The order pertains to two places: the National Petroleum Reserve–Alaska (NPR-A), the largest block of federally managed land in the United States, and the coastal region of the Alaskan National Wildlife Refuge (ANWR), the so-called "1002 area." It calls for a "lawful review and development of a revised Integrated Activity Plan" aimed toward increased petroleum production from these lands, Zinke said in a statement. The move will reassess the current management plan, and it calls for an update to estimates about quantities of oil beneath the ground within three weeks.

Attempts to drill in ANWR have been repeatedly defeated in Congress and face stiff opposition from Native Alaskan groups. The announcement was decried by environmental groups. Kristen Miller of the Alaska Wilderness League told the Associated Press that Zinke's order upsets a management plan that the Interior Department spent years creating with tribes, local governments, the state and others. "We and the hundreds of thousands of Americans who actively supported the current management plan will not sit idly by while this administration tries to give these public lands wholesale to the oil industry," Miller said. "ANWR is a national treasure and an amazing piece of land," echoed Nicole Whittington-Evans, the Wilderness Society's Alaska regional director, speaking to Fox News. "It is not a place where oil and gas development should be allowed."

However, not all are opposed. Before the announcement, made late May 31, Zinke met with North Slope Borough Mayor Harry Brower Jr., an Inupiat whaling captain, whose borough encompasses the NPR-A and ANWR. "I welcome Secretary Zinke's new secretarial order," he said. "In my meeting with Secretary Zinke earlier today, the secretary committed that the Interior Department will engage in meaningful consultation with our communities, tribes...and Native corporations during the Department's review of the NPR-A IAP. North Slope Borough residents recognize the importance of oil and gas to our local economy and the ability of our borough and city governments to provide public services."
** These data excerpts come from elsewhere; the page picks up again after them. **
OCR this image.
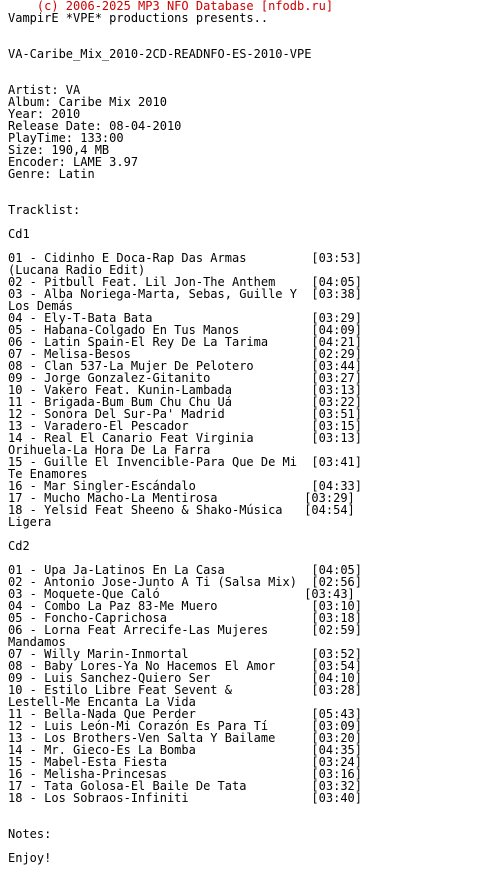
(c) 2006-2025 MP3 NFO Database [nfodb.ru]
VampirE *VPE* productions presents..
VA-Caribe_Mix_2010-2CD-READNFO-ES-2010-VPE
Artist: VA
Album: Caribe Mix 2010
Year: 2010
Release Date: 08-04-2010
PlayTime: 133:00
Size: 190,4 MB
Encoder: LAME 3.97
Genre: Latin
Tracklist:
Cd1
01 - Cidinho E Doca-Rap Das Armas         [03:53]
(Lucana Radio Edit)
02 - Pitbull Feat. Lil Jon-The Anthem     [04:05]
03 - Alba Noriega-Marta, Sebas, Guille Y  [03:38]
Los Demás
04 - Ely-T-Bata Bata                      [03:29]
05 - Habana-Colgado En Tus Manos          [04:09]
06 - Latin Spain-El Rey De La Tarima      [04:21]
07 - Melisa-Besos                         [02:29]
08 - Clan 537-La Mujer De Pelotero        [03:44]
09 - Jorge Gonzalez-Gitanito              [03:27]
10 - Vakero Feat. Kunin-Lambada           [03:13]
11 - Brigada-Bum Bum Chu Chu Uá           [03:22]
12 - Sonora Del Sur-Pa' Madrid            [03:51]
13 - Varadero-El Pescador                 [03:15]
14 - Real El Canario Feat Virginia        [03:13]
Orihuela-La Hora De La Farra
15 - Guille El Invencible-Para Que De Mi  [03:41]
Te Enamores
16 - Mar Singler-Escándalo                [04:33]
17 - Mucho Macho-La Mentirosa            [03:29]
18 - Yelsid Feat Sheeno & Shako-Música   [04:54]
Ligera
Cd2
01 - Upa Ja-Latinos En La Casa            [04:05]
02 - Antonio Jose-Junto A Ti (Salsa Mix)  [02:56]
03 - Moquete-Que Caló                    [03:43]
04 - Combo La Paz 83-Me Muero             [03:10]
05 - Foncho-Caprichosa                    [03:18]
06 - Lorna Feat Arrecife-Las Mujeres      [02:59]
Mandamos
07 - Willy Marin-Inmortal                 [03:52]
08 - Baby Lores-Ya No Hacemos El Amor     [03:54]
09 - Luis Sanchez-Quiero Ser              [04:10]
10 - Estilo Libre Feat Sevent &           [03:28]
Lestell-Me Encanta La Vida
11 - Bella-Nada Que Perder                [05:43]
12 - Luis León-Mi Corazón Es Para Tí      [03:09]
13 - Los Brothers-Ven Salta Y Bailame     [03:20]
14 - Mr. Gieco-Es La Bomba                [04:35]
15 - Mabel-Esta Fiesta                    [03:24]
16 - Melisha-Princesas                    [03:16]
17 - Tata Golosa-El Baile De Tata         [03:32]
18 - Los Sobraos-Infiniti                 [03:40]
Notes:
Enjoy!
The ANWR's coastal plain contains somewhere from 5 billion to 16 billion barrels of oil, and may include more than 8 trillion cubic feet of natural gas, according to the Los Angeles Times. In 2010, the U.S. Geological Survey estimated the NPR-A contained approximately 895 million barrels of economically recoverable oil and 52.8 trillion cubic feet of natural gas, according to the Department of Interior.

But it'd be expensive to develop oil fields there, and current conditions may not be favorable, with low costs for oil and gas. "It's still high cost, and I think people would expect a lot of legal delays," said Michael Lynch, president of Strategic Energy & Economic Research, an industry consulting group, told the Times. "That would become the next poster child of the climate change 'keep it in the ground' group that fought the Dakota Access pipeline and the Keystone XL pipeline."

"The National Petroleum Reserve serves a critical role in both our energy and national security," said Zinke in the statement. "This is land that was set up with the sole intention of oil and gas production. However, years of politics over policy put roughly half of the NPR-A off-limits. Using this land for its original intent will create good-paying jobs and revenue for our northern-most city and strengthen our energy and national security. Working with the Alaska Native community, Interior will identify areas in the NPR-A where responsible energy development makes the most sense and devise a plan to extract resources. We will do it in a way that both respects the environment and traditional uses of the land as well as maintains subsistence hunting and fishing access.

The order comes after Zinke nominated David Bernhardt to be the deputy interior secretary. Bernhardt has a long history of lobbying for oil, gas and mining companies, as well as large agribusiness concerns, and many expect his nomination to pass through a Republican-dominated Congress in early June, after already clearing the U.S. Committee on Energy and Natural Resources, chaired by Alaska Senator Lisa Murkowski. Incidentally, Murkowski said in the Interior statement that Zinke's pro-drilling order is "exactly the type of announcement that so many Alaskans have been asking for."